Teen describes life as vintage furniture dealer
On the Internet, no one cares that you’re 13. That’s what Henry Kilpatrick discovered when he started his vintage-furniture retail site, Magic City Finds, in September 2011, at the dawn of his teen years.
Kilpatrick, who is now 14 and lives in Birmingham, Ala., had no idea who Herman Miller was when he plucked a fiberglass armchair from his grandmother’s storage space, but one online search later, he knew he had a find. He plowed the $75 he made on that initial sale, along with some birthday money, back into furniture bought at estate sales and off Craigslist, including 20 more Eames chairs, which cycled through his parents’ garage. He mostly works on the weekends, as it is “tough to do schoolwork and business, and schoolwork comes first,” he said.
Question: What gave you the idea to even look in your grandmother’s storage?
Answer: I had grown up going to estate sales. We are just that type of family.
Question: Is there a lot of modern furniture in Birmingham?
Answer: I find that the generation that collected mid-century modern in the ’50s and ’60s, I hate to say it, they are passing away.
You find it at estate sales. It is not hugely popular here in Birmingham, which makes it easier to find, but I wouldn’t say there was a lot of it.
Question: And how do you get to those sales?
Answer: My mom has been great. She has provided transportation for me anywhere and everywhere we go.
Question: How do people react when they meet you?
Answer: I often get asked if I am looking for my college dorm. They always think they are dealing with someone older.
Question: Who buys from you?
Answer: A lot of my buyers are shop owners in Atlanta or New York that resell what they buy from me. I don’t mind as long as they are giving me business. Location really affects the price. When you do online auctions, it is countrywide, and you are going to get more.
Question: Have you furnished your room with mid-century furniture?
Answer: No, our house is very traditional. My room is just what I have had for forever, so I haven’t kept anything for myself.
Question: Who are your favorite designers?
Answer: Eero Saarinen. I went to St. Louis and we had a chance to see the (Gateway) Arch. I would love to have one of his pieces but that hasn’t happened yet.
Question: Who else?
Answer: Russel Wright fascinates me. He started really early, 1939, 1940, and caught the mid-century style before it became really popular and it began to be mass produced. His stuff for Conant Ball is really neat. I have my eye on a king-sized Conant Ball headboard around here that I am hoping to pick up. Maybe I can get it if it will fit in the car.

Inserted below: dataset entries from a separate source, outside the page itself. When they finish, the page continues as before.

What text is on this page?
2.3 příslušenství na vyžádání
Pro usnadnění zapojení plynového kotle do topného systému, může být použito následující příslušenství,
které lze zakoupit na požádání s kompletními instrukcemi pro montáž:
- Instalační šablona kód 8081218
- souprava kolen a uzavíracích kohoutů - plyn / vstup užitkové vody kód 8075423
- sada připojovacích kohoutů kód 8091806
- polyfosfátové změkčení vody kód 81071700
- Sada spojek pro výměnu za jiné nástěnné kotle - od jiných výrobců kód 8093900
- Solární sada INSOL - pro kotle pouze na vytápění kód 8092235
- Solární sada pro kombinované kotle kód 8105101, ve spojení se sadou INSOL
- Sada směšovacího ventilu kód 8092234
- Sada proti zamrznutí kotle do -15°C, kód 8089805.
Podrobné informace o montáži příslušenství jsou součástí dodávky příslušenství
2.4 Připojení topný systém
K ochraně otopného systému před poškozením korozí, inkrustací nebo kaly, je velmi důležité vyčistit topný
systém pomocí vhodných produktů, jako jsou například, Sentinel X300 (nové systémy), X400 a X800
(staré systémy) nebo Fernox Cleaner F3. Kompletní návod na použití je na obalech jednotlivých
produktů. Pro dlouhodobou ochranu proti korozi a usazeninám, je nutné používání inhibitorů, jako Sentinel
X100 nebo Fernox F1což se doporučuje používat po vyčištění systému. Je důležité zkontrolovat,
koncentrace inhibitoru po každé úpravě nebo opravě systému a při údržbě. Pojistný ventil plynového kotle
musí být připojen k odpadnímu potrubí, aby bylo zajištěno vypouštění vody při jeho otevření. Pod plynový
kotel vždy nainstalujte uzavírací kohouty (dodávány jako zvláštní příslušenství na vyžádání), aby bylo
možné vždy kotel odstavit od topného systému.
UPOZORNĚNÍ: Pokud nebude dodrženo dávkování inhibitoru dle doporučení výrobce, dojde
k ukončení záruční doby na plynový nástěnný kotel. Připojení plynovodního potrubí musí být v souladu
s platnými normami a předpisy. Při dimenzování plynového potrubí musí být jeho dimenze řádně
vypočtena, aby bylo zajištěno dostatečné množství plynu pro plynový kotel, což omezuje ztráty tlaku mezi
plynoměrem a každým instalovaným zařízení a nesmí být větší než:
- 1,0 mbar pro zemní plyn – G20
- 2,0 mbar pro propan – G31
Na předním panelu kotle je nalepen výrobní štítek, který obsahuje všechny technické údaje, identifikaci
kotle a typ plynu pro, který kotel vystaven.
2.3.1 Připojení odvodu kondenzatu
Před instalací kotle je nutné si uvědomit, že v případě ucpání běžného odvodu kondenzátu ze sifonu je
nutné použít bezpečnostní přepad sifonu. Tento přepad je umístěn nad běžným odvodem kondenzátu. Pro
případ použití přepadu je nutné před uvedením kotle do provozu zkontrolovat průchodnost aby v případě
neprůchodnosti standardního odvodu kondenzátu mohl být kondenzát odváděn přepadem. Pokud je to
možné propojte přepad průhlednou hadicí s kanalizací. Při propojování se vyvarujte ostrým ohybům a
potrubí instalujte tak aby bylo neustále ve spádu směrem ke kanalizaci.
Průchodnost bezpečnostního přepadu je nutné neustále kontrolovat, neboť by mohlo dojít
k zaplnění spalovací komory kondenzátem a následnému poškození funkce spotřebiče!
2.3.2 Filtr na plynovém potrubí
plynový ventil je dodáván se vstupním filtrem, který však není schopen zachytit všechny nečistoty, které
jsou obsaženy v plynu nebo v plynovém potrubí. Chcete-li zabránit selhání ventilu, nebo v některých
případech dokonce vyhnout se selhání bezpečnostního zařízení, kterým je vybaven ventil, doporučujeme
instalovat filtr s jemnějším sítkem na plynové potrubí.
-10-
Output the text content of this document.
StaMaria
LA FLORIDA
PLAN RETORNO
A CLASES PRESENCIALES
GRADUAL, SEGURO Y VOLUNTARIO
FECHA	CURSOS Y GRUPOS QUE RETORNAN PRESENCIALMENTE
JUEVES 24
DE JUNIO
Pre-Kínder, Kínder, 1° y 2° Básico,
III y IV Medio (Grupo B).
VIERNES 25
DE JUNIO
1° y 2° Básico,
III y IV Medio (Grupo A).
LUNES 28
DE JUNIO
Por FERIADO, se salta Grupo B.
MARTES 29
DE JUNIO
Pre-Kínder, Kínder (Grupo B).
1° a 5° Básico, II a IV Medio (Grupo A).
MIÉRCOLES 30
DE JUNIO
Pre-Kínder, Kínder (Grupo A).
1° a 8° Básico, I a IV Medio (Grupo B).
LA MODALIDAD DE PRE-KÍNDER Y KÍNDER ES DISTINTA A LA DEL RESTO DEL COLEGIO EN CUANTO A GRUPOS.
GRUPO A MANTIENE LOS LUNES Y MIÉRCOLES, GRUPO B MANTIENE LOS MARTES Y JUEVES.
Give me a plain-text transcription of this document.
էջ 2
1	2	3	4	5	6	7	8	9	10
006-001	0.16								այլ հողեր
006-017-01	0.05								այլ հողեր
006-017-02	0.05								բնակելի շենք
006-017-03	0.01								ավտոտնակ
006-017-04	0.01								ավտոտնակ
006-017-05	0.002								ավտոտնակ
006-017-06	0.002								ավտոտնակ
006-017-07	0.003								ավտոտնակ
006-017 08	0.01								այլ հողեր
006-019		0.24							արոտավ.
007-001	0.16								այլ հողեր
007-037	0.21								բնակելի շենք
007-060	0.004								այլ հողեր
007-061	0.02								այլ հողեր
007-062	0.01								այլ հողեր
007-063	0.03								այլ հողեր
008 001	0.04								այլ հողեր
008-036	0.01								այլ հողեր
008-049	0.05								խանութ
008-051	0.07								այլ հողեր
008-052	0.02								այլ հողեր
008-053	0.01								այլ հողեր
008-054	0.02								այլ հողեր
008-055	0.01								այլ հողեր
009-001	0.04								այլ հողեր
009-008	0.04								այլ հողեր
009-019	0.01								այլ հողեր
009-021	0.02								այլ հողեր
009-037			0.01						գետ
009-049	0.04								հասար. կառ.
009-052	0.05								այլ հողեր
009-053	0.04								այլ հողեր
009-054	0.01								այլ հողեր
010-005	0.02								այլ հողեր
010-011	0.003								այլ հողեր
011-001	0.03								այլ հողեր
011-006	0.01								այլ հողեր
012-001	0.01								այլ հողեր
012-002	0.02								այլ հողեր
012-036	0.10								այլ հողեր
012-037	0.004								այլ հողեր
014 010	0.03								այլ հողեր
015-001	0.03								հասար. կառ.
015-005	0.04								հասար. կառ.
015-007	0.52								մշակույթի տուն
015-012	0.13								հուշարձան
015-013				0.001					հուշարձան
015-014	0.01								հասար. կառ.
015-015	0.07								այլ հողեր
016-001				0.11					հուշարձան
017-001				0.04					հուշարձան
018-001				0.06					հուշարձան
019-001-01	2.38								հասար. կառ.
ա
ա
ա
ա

Question: What is your biggest score?
Answer: My biggest markup was vintage travel posters. I found them at an estate sale hanging up in the garage. One was for Bermuda, one was for a place in India. My mom was, like, “No, I don’t think you should buy those.” I paid $5 for the pair, stuck them on eBay that night, and someone paid over $600 for the pair.
Question: What do you look for when you’re buying?
Answer: You look for more sleek modern lines. If it is kitschy and more ’70s, I usually don’t buy it. I do look for teak.
Question: Do you have purchases you regret?
Answer: I would say my biggest regret is something I didn’t buy: a Lane Acclaim dining set, dining table, eight chairs, a credenza, a china cabinet, all for $375. I couldn’t get it because I didn’t have a way to get it home.
Question: Your mother’s car wasn’t big enough?
Answer: We drive a Buick Enclave, an SUV crossover. You would be amazed how much stuff you can get in here, like a 7-foot credenza. All the seats fold down. But me and my dad just went in on halves on a trailer. I’m not afraid to buy in large quantities any more.